Canadian researchers developed the experimental treatment in its government lab as a global resource to help fight the Ebola crisis, Ambrose added.
Experts made it clear that they should maintain high ethical standards throughout the treatment. Patients and families should give their full consent and receive complete transparency with regards to the implications of the treatment, the WHO explained.
Deputy chief public health officer Dr. Gregory Taylor told media they would need around six months to allow Canada to produce a large quantity of the Ebola drugs. The vaccine has proven effective in animals but it has not yet been tested in humans.
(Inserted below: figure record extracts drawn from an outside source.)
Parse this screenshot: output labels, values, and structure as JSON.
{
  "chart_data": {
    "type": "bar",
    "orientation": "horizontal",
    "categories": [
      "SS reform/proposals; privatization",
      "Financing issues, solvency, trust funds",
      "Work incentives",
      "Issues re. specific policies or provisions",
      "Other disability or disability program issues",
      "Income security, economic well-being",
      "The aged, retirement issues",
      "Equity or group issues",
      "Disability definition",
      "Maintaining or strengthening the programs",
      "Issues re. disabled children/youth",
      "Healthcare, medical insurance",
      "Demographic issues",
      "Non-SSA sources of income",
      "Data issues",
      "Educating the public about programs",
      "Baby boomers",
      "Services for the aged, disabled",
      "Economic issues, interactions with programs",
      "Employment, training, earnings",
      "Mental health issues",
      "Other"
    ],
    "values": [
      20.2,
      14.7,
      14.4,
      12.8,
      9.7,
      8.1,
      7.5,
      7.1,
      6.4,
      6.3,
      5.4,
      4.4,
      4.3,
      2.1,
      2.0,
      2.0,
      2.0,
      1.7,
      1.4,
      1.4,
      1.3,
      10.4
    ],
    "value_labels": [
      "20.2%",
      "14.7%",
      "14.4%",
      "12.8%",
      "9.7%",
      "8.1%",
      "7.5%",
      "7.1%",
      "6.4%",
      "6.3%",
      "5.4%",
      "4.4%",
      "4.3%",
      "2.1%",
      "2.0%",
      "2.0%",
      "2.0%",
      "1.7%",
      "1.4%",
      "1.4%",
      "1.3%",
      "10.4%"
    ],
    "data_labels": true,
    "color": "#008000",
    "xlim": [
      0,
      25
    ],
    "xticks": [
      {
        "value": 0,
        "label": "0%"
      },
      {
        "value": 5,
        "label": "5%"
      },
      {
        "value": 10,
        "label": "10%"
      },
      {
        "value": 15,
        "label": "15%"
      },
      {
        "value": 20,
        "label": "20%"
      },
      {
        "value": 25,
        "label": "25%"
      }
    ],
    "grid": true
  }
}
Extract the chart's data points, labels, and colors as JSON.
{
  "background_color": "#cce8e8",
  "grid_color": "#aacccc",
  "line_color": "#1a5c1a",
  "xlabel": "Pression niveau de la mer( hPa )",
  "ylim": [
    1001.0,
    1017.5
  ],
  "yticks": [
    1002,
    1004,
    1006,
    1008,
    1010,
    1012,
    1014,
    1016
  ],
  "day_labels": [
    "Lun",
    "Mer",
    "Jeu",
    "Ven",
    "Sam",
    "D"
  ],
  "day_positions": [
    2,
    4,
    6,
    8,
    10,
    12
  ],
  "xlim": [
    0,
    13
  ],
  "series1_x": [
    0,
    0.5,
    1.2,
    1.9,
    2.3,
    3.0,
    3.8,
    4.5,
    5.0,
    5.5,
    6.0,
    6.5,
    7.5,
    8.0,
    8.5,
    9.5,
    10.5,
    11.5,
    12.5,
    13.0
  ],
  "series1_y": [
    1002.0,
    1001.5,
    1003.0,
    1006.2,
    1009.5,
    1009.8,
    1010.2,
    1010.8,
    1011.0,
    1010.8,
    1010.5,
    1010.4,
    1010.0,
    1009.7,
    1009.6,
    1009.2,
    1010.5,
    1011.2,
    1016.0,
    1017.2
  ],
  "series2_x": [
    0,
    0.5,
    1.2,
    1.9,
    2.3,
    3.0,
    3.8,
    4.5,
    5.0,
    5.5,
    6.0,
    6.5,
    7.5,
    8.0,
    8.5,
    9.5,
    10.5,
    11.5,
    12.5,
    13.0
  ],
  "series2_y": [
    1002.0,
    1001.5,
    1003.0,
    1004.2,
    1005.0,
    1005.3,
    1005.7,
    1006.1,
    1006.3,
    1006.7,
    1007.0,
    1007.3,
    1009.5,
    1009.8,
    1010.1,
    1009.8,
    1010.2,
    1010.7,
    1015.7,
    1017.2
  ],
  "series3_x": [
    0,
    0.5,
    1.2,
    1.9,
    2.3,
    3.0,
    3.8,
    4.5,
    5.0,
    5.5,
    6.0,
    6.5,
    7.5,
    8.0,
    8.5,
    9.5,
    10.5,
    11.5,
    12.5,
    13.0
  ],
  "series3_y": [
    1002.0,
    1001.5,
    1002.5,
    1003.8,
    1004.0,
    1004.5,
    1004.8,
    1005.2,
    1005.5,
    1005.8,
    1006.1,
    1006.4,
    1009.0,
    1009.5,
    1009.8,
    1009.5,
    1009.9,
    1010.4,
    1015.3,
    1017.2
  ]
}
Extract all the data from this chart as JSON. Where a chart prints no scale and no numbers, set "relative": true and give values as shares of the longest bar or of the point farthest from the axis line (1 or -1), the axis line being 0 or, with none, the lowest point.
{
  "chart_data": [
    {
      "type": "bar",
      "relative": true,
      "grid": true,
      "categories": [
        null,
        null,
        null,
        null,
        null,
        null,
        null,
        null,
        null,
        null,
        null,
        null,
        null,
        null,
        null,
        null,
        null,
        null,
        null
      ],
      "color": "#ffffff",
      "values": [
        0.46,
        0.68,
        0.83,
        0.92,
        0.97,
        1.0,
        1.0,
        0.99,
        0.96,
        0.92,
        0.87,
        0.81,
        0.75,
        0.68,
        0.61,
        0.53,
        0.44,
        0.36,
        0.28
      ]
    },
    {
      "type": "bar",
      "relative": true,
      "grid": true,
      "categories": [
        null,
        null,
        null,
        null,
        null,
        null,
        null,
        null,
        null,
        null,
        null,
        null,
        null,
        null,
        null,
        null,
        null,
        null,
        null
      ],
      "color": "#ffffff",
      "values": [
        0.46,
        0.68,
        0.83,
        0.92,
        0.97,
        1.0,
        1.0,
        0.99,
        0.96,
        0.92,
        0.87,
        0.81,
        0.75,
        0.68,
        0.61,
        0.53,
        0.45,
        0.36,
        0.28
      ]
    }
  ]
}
BioProtection Systems, a unit of Newlink Genetics that develops antiviral vaccines, closed a contract with the U.S. Department of Defense for studies bringing the Canadian vaccine to human testing.
Dr. Taylor, however, did not determine yet which of U.S. vaccines in development may be used in Africa besides the Canadian vaccine.
Some reports indicate that the Canada’s Public Health Agency also took part in the development of ZMapp, an experimental Ebola vaccine licensed by U.S. firm Mapp Biopharmaceutical. ZMapp was used to treat American aid workers in Liberia infected with the Ebola virus.
Apart from the experimental vaccines, Canada will also donate US$185,000 to the WHO to support its infection control and prevention efforts in West Africa.